The ship, which has a flight deck that is nearly 820 feet long, is designed to carry up to 14 helicopters. Japanese officials say it will be used in national defense -- particularly in anti-submarine warfare and border-area surveillance missions -- and to bolster the nation's ability to transport personnel and supplies in response to large-scale natural disasters, like the devastating earthquake and tsunami in 2011.
Though the ship -- dubbed "Izumo" -- has been in the works since 2009, its unveiling comes as Japan and China are locked in a dispute over several small islands located between southern Japan and Taiwan. For months, ships from both countries have been conducting patrols around the isles, called the Senkaku in Japan and the Diaoyutai in China.
At a time when India and China are in a carrier race, it is good that the Japanese realize their national existence is threatened. While the Indians and Chinese are dependent on Russia for their carrier and other naval technology, Japan is rapidly re-developing their indigenous shipbuilding capacity. The next step for the Japanese is the relaunch of their fixed-wing carrier fleet, a necessary step as the Russo-Indo-Sino policy is to build ski-launch type carriers, which are markedly inferior to American catapult based carriers, even the conventional powered Kitty Hawk class, much less the Nimitz or Ford class super carriers. Japan is taking its first steps and needs to realize that it must, if it wants to maintain its national identity, to lead the carrier arms race.
And it appears that the humiliation of the Second World War has reached it nadir in Japan and it is climbing back to its rightful status as a world power.
Asahi Shinbum August 5, 2013
A private advisory panel to Prime Minister Shinzo Abe will recommend Japan lift its self-imposed ban on the right to collective self-defense, as well as the use of force to protect other nation's troops in U.N. peacekeeping operations, by broadening the government's interpretation of the Constitution.

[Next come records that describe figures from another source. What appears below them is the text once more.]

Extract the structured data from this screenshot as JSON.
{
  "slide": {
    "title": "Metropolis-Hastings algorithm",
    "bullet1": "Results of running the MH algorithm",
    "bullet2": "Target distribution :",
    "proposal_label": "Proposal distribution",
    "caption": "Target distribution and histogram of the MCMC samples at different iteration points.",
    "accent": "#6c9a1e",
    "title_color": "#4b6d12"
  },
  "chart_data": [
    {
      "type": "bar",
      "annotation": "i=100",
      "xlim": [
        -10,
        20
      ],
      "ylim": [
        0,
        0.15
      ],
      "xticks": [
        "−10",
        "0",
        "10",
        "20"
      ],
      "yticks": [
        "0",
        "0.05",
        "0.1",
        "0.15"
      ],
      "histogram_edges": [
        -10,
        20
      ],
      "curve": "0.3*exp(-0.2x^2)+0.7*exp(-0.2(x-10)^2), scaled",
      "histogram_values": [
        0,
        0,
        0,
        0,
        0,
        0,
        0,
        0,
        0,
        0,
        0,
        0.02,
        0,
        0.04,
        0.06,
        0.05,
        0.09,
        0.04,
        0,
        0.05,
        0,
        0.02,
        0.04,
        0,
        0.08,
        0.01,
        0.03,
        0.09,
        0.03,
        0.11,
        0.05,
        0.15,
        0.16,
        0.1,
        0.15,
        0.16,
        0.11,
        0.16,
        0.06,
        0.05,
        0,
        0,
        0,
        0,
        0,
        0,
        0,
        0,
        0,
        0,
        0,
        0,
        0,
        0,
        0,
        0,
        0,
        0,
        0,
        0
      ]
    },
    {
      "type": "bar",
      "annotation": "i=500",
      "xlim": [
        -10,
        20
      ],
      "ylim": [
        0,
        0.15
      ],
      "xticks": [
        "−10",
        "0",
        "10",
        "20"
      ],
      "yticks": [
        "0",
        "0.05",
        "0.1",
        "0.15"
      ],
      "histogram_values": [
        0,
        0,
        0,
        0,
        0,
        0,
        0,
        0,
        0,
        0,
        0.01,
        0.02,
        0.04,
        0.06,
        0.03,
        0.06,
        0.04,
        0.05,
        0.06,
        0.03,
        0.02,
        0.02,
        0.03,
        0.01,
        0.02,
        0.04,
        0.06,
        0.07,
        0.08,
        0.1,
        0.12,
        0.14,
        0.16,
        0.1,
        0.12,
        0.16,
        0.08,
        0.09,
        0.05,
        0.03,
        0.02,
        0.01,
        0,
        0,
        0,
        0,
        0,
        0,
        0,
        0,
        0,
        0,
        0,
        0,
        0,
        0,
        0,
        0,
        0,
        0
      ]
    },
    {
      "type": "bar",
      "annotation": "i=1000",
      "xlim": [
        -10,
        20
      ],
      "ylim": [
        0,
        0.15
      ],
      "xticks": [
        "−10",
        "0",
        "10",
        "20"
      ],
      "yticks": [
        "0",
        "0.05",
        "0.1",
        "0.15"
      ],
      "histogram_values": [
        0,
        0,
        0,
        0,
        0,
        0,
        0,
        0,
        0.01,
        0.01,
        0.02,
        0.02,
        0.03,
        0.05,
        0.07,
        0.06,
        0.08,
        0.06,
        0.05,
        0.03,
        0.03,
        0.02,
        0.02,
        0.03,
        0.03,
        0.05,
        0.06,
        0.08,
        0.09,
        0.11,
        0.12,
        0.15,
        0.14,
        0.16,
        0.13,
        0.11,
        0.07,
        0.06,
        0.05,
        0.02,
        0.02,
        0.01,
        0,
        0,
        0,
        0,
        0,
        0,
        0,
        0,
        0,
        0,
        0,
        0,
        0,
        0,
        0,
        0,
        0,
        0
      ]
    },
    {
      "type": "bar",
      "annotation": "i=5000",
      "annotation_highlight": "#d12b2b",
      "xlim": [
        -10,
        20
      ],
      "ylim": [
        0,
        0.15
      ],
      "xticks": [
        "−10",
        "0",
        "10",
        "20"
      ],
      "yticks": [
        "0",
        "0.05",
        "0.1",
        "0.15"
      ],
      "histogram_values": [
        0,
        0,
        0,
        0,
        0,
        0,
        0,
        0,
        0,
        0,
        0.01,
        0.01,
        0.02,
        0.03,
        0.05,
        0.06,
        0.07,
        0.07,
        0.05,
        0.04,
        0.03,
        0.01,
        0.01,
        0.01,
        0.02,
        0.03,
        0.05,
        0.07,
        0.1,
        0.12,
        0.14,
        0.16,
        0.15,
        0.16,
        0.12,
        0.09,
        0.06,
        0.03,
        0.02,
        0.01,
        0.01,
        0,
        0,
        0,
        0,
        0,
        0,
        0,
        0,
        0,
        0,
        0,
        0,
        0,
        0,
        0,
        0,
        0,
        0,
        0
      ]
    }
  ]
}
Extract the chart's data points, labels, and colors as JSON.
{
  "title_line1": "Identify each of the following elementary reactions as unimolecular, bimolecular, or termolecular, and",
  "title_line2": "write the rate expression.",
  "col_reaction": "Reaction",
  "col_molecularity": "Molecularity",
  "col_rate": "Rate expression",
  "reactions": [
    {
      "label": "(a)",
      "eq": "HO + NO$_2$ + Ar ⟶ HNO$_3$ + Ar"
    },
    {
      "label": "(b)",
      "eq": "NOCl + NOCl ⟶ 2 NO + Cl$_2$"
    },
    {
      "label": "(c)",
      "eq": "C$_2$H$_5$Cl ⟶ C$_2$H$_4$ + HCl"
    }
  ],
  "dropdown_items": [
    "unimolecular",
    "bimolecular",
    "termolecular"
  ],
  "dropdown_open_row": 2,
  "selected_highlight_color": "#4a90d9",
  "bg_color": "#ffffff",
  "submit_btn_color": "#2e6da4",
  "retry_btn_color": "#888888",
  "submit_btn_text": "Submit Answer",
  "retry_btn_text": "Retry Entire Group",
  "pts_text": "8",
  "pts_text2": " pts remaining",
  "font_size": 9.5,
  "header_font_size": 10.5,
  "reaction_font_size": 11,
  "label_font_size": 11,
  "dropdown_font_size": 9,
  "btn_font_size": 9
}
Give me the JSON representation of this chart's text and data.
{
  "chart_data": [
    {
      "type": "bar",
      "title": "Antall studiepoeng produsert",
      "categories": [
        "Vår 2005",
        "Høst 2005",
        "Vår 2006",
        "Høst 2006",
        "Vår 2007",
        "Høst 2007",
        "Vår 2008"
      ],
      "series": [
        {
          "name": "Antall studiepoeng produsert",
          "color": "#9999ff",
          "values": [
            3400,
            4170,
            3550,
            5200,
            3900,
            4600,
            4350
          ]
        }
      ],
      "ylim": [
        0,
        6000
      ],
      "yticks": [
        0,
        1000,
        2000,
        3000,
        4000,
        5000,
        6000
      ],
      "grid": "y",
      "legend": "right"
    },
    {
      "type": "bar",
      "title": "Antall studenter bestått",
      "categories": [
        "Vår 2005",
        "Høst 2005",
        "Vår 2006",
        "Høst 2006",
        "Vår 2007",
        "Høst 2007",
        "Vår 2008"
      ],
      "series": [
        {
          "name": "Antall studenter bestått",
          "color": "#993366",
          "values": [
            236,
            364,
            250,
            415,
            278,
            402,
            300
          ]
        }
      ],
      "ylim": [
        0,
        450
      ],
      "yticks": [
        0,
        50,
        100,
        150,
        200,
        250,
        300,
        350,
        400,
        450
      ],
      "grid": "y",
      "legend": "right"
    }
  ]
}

Under the interpretation, Japan possesses the right to collective self-defense, but cannot exercise it since it exceeds the limits on the use of its military.
“The current government interpretation is so narrow that it bans even what the Constitution does not ban,” said Shunji Yanai, chairman of the Advisory Panel on Reconstruction of the Legal Basis for Security and a former ambassador to the United States, on a Japan Broadcasting Corp. (NHK) TV program on Aug. 4. “The Constitution allows Japan to exercise the right to collective self-defense. To participate in U.N.-led collective security activities is Japan’s duty.”
The private panel was set up by Abe in 2007 during his first run as prime minister to examine four categories of collective self-defense and U.N.-led collective security activities: (1) repelling attacks against a U.S. fleet on the open sea; (2) intercepting ballistic missiles fired toward the United States; (3) using weapons to safeguard units of other countries engaged in joint U.N. peacekeeping operations; and (4) providing a wider range of logistic support to other nations for peacekeeping operations.
The infamous no war clause in the post-war constitution was the only major error that General Douglas MacArthur made while regent in Japan. As war is just politics by other means, this placed Japan at a disadvantage in East Asia in the post war years. No other country in that region ever rejected war as a national policy. This rebounded only the benefit of the Soviet Union and now Red China. Borders and war are both policies that nations need to survive in the real world. It is good to see that the Japanese are returning to the aircraft carrier and to war. Collective self-defense is just a first step, as is a helicopter "destroyer."